ALBEF (ALign BEfore Fuse):

About the Authors

Junnan Li is a Lead Research Scientist at Salesforce Research. His ultimate research goal is to build generic AI models that can self-learn without human supervision.

Steven C.H. Hoi is currently the Managing Director of Salesforce Research Asia at Salesforce and oversees Salesforce's AI research and development activities in APAC. His research interests include machine learning and a broad range of AI applications.

Donald Rose is a Technical Writer at Salesforce AI Research. He works on writing and editing blog posts, video scripts, media/PR material, and other content, as well as helping researchers transform their work into publications geared towards a wider (less technical) audience.

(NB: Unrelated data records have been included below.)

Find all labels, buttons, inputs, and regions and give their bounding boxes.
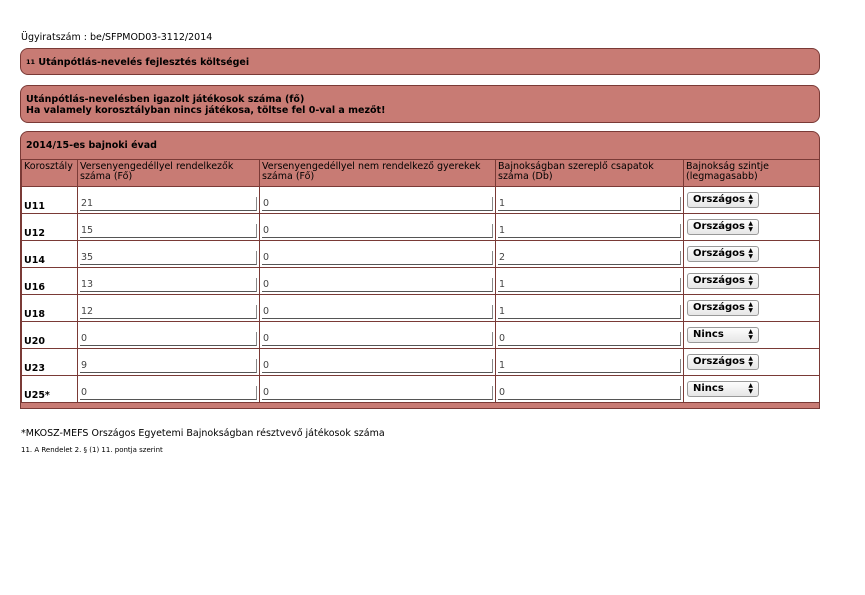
teams-input[interactable] bbox=[498, 359, 681, 373]
case-number: Ügyiratszám : be/SFPMOD03-3112/2014 bbox=[21, 32, 213, 43]
level-select-value: Országos bbox=[693, 302, 745, 313]
table-row bbox=[22, 187, 821, 214]
header-licensed: Versenyengedéllyel rendelkezők száma (Fő) bbox=[78, 160, 260, 187]
select-arrows-icon: ▲ ▼ bbox=[748, 355, 753, 368]
footnote-marker: 11 bbox=[26, 58, 36, 66]
select-arrows-icon: ▲ ▼ bbox=[748, 193, 753, 206]
licensed-input[interactable] bbox=[80, 224, 257, 238]
level-select[interactable] bbox=[687, 273, 759, 289]
teams-input[interactable] bbox=[498, 386, 681, 400]
category-cell: U11 bbox=[22, 187, 78, 214]
info-box bbox=[20, 85, 820, 123]
licensed-input[interactable] bbox=[80, 278, 257, 292]
select-arrows-icon: ▲ ▼ bbox=[748, 382, 753, 395]
select-arrows-icon: ▲ ▼ bbox=[748, 220, 753, 233]
info-line-1: Utánpótlás-nevelésben igazolt játékosok száma (fő) bbox=[26, 94, 305, 105]
teams-input[interactable] bbox=[498, 332, 681, 346]
level-select-value: Országos bbox=[693, 221, 745, 232]
season-panel bbox=[20, 131, 820, 409]
table-row bbox=[22, 214, 821, 241]
header-category: Korosztály bbox=[22, 160, 78, 187]
section-title-box bbox=[20, 48, 820, 75]
category-cell: U14 bbox=[22, 241, 78, 268]
level-select-value: Nincs bbox=[693, 383, 724, 394]
table-row bbox=[22, 349, 821, 376]
licensed-input[interactable] bbox=[80, 251, 257, 265]
unlicensed-input[interactable] bbox=[262, 278, 493, 292]
table-row bbox=[22, 376, 821, 403]
teams-input[interactable] bbox=[498, 251, 681, 265]
players-table bbox=[21, 159, 820, 403]
table-row bbox=[22, 241, 821, 268]
level-select[interactable] bbox=[687, 246, 759, 262]
licensed-input[interactable] bbox=[80, 305, 257, 319]
level-select-value: Országos bbox=[693, 194, 745, 205]
licensed-input[interactable] bbox=[80, 386, 257, 400]
category-cell: U20 bbox=[22, 322, 78, 349]
level-select[interactable] bbox=[687, 300, 759, 316]
unlicensed-input[interactable] bbox=[262, 386, 493, 400]
select-arrows-icon: ▲ ▼ bbox=[748, 301, 753, 314]
unlicensed-input[interactable] bbox=[262, 224, 493, 238]
section-title: Utánpótlás-nevelés fejlesztés költségei bbox=[38, 57, 250, 68]
level-select-value: Országos bbox=[693, 248, 745, 259]
category-cell: U25* bbox=[22, 376, 78, 403]
category-cell: U12 bbox=[22, 214, 78, 241]
level-select-value: Országos bbox=[693, 356, 745, 367]
category-cell: U16 bbox=[22, 268, 78, 295]
unlicensed-input[interactable] bbox=[262, 359, 493, 373]
licensed-input[interactable] bbox=[80, 359, 257, 373]
unlicensed-input[interactable] bbox=[262, 332, 493, 346]
season-title: 2014/15-es bajnoki évad bbox=[26, 140, 157, 151]
info-line-2: Ha valamely korosztályban nincs játékosa, töltse fel 0-val a mezőt! bbox=[26, 105, 386, 116]
category-cell: U18 bbox=[22, 295, 78, 322]
level-select[interactable] bbox=[687, 381, 759, 397]
select-arrows-icon: ▲ ▼ bbox=[748, 247, 753, 260]
licensed-input[interactable] bbox=[80, 197, 257, 211]
unlicensed-input[interactable] bbox=[262, 251, 493, 265]
header-teams: Bajnokságban szereplő csapatok száma (Db) bbox=[496, 160, 684, 187]
unlicensed-input[interactable] bbox=[262, 305, 493, 319]
select-arrows-icon: ▲ ▼ bbox=[748, 328, 753, 341]
level-select[interactable] bbox=[687, 327, 759, 343]
table-header-row bbox=[22, 160, 821, 187]
table-row bbox=[22, 268, 821, 295]
licensed-input[interactable] bbox=[80, 332, 257, 346]
unlicensed-input[interactable] bbox=[262, 197, 493, 211]
footnote: 11. A Rendelet 2. § (1) 11. pontja szerint bbox=[21, 446, 163, 454]
teams-input[interactable] bbox=[498, 197, 681, 211]
teams-input[interactable] bbox=[498, 278, 681, 292]
teams-input[interactable] bbox=[498, 224, 681, 238]
level-select[interactable] bbox=[687, 354, 759, 370]
header-unlicensed: Versenyengedéllyel nem rendelkező gyerekek száma (Fő) bbox=[260, 160, 496, 187]
header-level: Bajnokság szintje (legmagasabb) bbox=[684, 160, 821, 187]
level-select[interactable] bbox=[687, 192, 759, 208]
category-cell: U23 bbox=[22, 349, 78, 376]
table-row bbox=[22, 295, 821, 322]
teams-input[interactable] bbox=[498, 305, 681, 319]
level-select[interactable] bbox=[687, 219, 759, 235]
asterisk-note: *MKOSZ-MEFS Országos Egyetemi Bajnokságban résztvevő játékosok száma bbox=[21, 428, 385, 439]
level-select-value: Országos bbox=[693, 275, 745, 286]
level-select-value: Nincs bbox=[693, 329, 724, 340]
select-arrows-icon: ▲ ▼ bbox=[748, 274, 753, 287]
table-row bbox=[22, 322, 821, 349]
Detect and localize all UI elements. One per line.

Appendix: Terms and Definitions

A review of some AI / deep learning terms used in our discussion:

  • Image-text dataset: a collection of data where each item is an image-text pair — that is, a combination of one or more images plus one or more pieces of text description
  • Pre-training: the model has been trained before it is adapted (or fine-tuned) on downstream task data
  • Fine-tuning: further training the pre-trained model using data from target tasks
  • End-to-end: all the parameters of the model can be trained jointly
  • Encoder vision-language model: a type of model that encodes image-text data into feature representation, which is usually used to perform understanding-based tasks
  • Encoder-Decoder vision-language model: a type of model which first encodes image-text into multimodal features and then decodes the features into text
  • Dataset Bootstrapping: a way of generating additional (synthetic) data for the system to use in building its model.